B. Firefox tamper data
Add the tamper data plug-in to your Firefox installation and use it to verify you can use to modify HTTP header parameters in transit. You'll get it here.
C. WebScarab
Download and install WebScarab (for simplicity make sure you download the self-contained version) from here.
This is a handy tool and worth learning to use. Among other things it can act as a proxy between your web browser and the web. All traffic to and from your browser is intercepted and held until you decide to pass it on. You can view and manipulate all form data, cookies, hidden fields etc. en route. It contains a lot of functionality so here's a a Getting Started page.
To launch WebScarab, do the following (note the path to the newer version of Java, using the older/default Java installation can cause problems):
$ /usr/local/jdk1.6.0_02/bin/java -jar ./webscarab-selfcontained-[numbers].jar &
Once it is up and running:
- Use the Tools menu to have WebScarab use the School's proxy server and change your browser's settings to use localhost:8008 as its proxy server as this is where WebScarab is waiting
- You may have to use an alternative browser to Firefox e.g.
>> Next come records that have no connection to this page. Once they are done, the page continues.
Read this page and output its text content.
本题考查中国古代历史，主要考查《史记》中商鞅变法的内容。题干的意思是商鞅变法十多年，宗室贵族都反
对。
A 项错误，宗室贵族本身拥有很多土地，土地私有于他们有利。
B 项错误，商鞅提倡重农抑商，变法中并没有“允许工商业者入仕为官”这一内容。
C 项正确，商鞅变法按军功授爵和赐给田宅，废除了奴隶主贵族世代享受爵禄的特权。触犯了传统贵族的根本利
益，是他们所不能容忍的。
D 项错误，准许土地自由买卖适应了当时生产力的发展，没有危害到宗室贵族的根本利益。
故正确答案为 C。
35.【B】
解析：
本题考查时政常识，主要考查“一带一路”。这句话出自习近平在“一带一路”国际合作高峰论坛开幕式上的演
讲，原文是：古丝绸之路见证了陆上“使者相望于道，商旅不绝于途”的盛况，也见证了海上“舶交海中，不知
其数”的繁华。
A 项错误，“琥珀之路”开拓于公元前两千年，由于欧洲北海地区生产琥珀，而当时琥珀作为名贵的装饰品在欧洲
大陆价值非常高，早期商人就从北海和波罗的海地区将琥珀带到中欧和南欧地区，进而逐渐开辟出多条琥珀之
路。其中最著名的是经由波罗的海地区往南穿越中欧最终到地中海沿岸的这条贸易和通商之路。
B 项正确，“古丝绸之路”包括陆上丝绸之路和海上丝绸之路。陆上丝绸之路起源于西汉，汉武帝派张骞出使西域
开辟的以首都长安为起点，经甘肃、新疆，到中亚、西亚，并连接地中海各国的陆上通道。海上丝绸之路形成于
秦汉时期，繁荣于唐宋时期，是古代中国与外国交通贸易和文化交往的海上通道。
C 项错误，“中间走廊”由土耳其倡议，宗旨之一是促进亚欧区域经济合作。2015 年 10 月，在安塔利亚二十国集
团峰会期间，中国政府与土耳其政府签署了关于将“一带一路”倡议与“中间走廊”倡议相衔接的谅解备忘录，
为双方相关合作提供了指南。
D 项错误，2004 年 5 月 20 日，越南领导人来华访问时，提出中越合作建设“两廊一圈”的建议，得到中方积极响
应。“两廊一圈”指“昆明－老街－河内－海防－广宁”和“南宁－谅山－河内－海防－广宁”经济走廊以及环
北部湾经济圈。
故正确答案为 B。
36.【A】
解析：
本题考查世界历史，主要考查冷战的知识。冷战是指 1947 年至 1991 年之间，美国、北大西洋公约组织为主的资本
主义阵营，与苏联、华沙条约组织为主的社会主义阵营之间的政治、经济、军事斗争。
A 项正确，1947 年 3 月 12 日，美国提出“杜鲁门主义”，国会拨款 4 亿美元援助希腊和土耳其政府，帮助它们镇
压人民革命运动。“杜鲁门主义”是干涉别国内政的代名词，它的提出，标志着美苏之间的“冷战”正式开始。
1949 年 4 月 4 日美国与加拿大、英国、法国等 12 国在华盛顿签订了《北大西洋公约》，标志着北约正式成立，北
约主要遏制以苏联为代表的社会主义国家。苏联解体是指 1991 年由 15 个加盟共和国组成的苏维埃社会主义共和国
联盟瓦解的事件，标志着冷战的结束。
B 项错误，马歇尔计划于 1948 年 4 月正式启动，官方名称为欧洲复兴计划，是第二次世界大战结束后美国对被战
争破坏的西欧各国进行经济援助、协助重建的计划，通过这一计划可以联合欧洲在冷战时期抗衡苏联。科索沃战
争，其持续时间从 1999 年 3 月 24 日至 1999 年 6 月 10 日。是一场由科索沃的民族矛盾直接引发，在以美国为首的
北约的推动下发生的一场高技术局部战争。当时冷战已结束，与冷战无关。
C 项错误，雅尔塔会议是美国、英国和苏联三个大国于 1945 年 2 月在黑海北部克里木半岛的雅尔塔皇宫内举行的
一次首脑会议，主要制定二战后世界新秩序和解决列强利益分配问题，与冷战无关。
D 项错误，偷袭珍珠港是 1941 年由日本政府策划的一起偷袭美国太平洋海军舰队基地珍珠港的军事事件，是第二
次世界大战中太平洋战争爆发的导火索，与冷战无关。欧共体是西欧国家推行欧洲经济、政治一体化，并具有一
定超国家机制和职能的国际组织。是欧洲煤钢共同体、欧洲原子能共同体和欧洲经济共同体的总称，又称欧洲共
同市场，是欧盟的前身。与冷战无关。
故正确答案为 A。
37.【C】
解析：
Konqueror as Firefox's proxy settings may be hard-coded
- Under Tools select the full interface and restart so you can access all of the functions WebScarab offers
- When intercepting traffic specify a regular expression to filter by or it becomes unusable for sites that contain lots of embedded content that cause a flood of HTTP requests
After picking some web site to look at you could try investigating: where the session ID kept, whether it changes after login, its randomness (there is a session ID analyser in WebScarab, you can use it to download e.g. 1000 session IDs and check for patterns).
D. Nikto
Last up is a web server vulnerability scanner. Download it it from here and point it at a web server and see what it says. It is usually used as part of the Nessus suite of vulnerability analysis tools but here we try it on its own.